President-elect Donald Trump's victory, along with Republicans maintaining majorities in Congress, has taken many by surprise. While some segments of the broad U.S. stock market reacted favorably to the election results (e.g., Financials and Industrials), other segments did not (e.g., Utilities and Consumer Staples). It's quite possible that a certain level of uncertainty and volatility will continue as the new administration takes shape and specific priorities are outlined going into 2017.
What does the recent market activity signal for planning purposes and navigating a new environment with Donald Trump as President? First, we encourage investors to keep this short-term volatility in perspective. If investment portfolios are structured properly, in line with investment goals (i.e., personal risk tolerance, the time horizon for when withdrawals are needed, and the magnitude of those withdrawals), and a mechanism exists to actively adjust portfolios to changing market conditions, then this election-related volatility should have little impact on the ability to achieve longer-term investment goals. In other words, it’s important to stay the course as there will always be uncertainty and bouts of volatility.
One area that received a fair amount of attention leading up to the election was taxes with almost polar opposite proposals coming from the two candidates. Donald Trump's theme relating to tax policy during the campaign was focused on tax cuts, simplifying and consolidating tax legislation, and eliminating certain unpopular and somewhat controversial areas of the tax code.
Specifically, he has proposed a reduction in the number of income tax brackets from seven to three (most recently a proposed high rate of 33%), a large increase in the standard deduction, eliminating the Alternative Minimum Tax (both for individuals and corporations), eliminating the 3.8% Medicare surcharge on investment income, eliminating the estate tax and gift tax, and reducing the corporate income tax rate to 15%, to name several key proposals.

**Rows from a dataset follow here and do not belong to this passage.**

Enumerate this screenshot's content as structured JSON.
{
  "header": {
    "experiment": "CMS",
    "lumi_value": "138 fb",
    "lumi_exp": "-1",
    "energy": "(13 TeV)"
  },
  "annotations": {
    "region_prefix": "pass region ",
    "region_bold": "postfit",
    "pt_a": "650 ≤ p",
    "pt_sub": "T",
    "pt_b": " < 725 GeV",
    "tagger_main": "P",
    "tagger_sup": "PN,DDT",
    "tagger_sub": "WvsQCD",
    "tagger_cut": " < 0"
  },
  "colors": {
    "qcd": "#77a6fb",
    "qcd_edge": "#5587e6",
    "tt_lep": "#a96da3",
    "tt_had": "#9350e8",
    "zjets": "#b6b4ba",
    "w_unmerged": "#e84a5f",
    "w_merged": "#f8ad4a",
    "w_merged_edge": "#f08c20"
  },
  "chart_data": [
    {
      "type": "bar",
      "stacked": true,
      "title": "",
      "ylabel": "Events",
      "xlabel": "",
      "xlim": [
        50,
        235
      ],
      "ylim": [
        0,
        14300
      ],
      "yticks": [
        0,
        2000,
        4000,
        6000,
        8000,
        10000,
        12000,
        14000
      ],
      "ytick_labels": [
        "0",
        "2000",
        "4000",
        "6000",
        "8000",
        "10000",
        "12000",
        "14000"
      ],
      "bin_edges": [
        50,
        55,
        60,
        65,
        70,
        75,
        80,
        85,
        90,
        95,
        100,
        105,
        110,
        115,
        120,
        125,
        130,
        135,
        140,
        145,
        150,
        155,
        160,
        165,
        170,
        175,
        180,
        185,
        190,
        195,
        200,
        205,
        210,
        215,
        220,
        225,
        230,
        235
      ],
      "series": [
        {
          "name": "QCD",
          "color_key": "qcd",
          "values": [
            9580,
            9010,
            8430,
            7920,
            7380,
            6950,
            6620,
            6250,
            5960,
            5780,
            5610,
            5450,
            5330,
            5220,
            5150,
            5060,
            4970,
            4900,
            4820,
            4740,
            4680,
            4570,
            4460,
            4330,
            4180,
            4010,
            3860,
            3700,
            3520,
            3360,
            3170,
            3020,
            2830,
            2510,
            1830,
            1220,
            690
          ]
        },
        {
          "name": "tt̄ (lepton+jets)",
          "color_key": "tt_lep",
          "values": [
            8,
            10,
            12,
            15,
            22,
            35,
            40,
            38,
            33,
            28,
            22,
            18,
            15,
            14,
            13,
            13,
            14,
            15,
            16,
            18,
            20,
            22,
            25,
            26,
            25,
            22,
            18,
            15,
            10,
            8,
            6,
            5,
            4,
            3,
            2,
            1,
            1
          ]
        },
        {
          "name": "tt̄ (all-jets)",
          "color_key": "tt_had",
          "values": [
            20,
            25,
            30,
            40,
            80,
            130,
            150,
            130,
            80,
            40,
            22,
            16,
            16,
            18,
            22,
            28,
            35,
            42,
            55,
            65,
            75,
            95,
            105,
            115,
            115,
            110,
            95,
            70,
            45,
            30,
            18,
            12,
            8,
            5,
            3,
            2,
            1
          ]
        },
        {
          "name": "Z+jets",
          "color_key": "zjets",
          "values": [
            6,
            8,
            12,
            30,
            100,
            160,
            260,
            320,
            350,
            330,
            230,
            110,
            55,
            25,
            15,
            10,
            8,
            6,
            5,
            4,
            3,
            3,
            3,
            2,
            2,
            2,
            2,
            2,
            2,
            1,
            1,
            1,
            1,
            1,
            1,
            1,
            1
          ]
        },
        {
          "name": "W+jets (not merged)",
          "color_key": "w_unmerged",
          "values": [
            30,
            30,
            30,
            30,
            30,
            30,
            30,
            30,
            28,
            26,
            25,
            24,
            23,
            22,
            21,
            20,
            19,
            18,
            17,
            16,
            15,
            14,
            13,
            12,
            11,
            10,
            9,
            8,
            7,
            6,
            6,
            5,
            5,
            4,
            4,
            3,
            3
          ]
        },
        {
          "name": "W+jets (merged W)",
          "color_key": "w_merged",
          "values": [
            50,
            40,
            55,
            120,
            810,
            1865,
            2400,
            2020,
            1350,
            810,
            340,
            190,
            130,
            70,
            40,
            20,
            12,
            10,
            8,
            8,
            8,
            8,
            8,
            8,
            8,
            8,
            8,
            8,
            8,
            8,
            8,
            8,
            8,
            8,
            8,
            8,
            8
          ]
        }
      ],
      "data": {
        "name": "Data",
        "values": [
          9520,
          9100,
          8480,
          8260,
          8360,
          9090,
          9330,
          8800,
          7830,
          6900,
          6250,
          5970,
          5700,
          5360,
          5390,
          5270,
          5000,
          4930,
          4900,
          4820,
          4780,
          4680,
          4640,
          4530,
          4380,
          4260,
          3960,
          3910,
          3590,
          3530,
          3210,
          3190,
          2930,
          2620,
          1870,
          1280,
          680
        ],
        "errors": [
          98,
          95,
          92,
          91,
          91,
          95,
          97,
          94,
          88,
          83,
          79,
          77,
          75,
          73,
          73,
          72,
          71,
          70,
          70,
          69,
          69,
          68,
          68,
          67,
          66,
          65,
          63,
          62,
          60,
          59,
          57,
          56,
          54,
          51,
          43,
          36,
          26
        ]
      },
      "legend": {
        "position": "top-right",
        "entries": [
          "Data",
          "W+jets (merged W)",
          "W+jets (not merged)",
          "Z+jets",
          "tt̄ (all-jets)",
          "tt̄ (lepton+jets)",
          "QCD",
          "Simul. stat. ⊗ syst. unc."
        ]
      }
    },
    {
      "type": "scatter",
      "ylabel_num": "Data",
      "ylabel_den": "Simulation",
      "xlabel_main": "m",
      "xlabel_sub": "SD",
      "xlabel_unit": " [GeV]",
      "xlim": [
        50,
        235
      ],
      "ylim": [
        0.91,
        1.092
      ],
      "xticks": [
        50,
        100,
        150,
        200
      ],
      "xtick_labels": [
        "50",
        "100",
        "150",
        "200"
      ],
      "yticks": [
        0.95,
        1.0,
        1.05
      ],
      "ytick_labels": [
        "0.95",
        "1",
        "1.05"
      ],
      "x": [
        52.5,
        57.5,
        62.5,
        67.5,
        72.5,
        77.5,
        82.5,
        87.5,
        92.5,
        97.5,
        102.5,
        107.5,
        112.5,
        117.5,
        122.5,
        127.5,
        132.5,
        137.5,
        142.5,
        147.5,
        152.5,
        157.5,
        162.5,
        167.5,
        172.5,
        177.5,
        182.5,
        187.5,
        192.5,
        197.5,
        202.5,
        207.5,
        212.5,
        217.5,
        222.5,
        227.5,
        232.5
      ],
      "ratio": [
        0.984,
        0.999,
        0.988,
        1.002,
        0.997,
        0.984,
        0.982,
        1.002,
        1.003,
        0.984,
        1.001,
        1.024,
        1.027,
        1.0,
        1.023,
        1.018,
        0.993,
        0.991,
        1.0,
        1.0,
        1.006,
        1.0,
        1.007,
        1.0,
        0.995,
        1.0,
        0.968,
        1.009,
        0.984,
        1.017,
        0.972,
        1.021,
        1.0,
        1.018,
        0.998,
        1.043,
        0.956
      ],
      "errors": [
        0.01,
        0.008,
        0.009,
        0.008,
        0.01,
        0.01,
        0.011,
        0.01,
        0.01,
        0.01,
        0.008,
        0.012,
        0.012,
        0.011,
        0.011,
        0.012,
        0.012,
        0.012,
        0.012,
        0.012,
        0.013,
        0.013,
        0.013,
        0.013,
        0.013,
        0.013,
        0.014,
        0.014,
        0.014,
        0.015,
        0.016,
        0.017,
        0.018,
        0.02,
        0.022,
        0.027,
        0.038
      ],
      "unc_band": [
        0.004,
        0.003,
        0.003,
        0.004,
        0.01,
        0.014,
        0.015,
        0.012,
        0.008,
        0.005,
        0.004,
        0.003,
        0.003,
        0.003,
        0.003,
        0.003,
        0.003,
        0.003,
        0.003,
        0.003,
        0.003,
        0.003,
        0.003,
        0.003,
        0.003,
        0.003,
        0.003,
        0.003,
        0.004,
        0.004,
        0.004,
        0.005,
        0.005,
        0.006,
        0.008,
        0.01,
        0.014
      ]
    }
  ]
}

These proposals are generally favorable to investors relative to current tax legislation, and it's pretty clear that Donald Trump and Republicans are going to push for a more favorable tax environment over the next two years. This environment can impact current planning considerations and strategies that investors have established to balance tax management and investment management. In general, these two areas are often at odds due to the fact that some tax planning strategies can potentially impact longer-term investment performance (e.g., avoiding selling investments at a gain in order to avoid paying capital gains tax) and vice versa (selling a security at a short-term gain but face a high short-term capital gains tax). A more favorable tax environment can allow for more flexibility when investing while reducing the tax penalty for being active and making adjustments to investment accounts (i.e., reducing the tax trade-off associated with investment decisions). Furthermore, if taxes are repealed, additional planning designed to avoid certain taxes, for instance, the Alternative Minimum Tax or estate tax, may be unnecessary which can eliminate costs (and time) associated with that planning. Finally, it’s impossible to know the potential longer-term impact that more favorable tax policy can have on the broad economy, which further highlights the need to apply an active management approach and be flexible with your planning.
At Manning & Napier, a key part of our job will be to inform clients of the new tax policy when it's enacted and highlight key provisions that can impact investments and planning considerations. More importantly, we will work closely with clients to build this tax information into our annual planning services to help clients understand and navigate the tax landscape to stay on track and focused on achieving investment goals.
Investments will change over time. Past performance does not guarantee future results. All investment strategies involve risks and there is no guarantee of a profit, or protection against a loss. Consult with an attorney or a tax or financial advisor regarding your specific legal, tax, estate planning, or financial situation.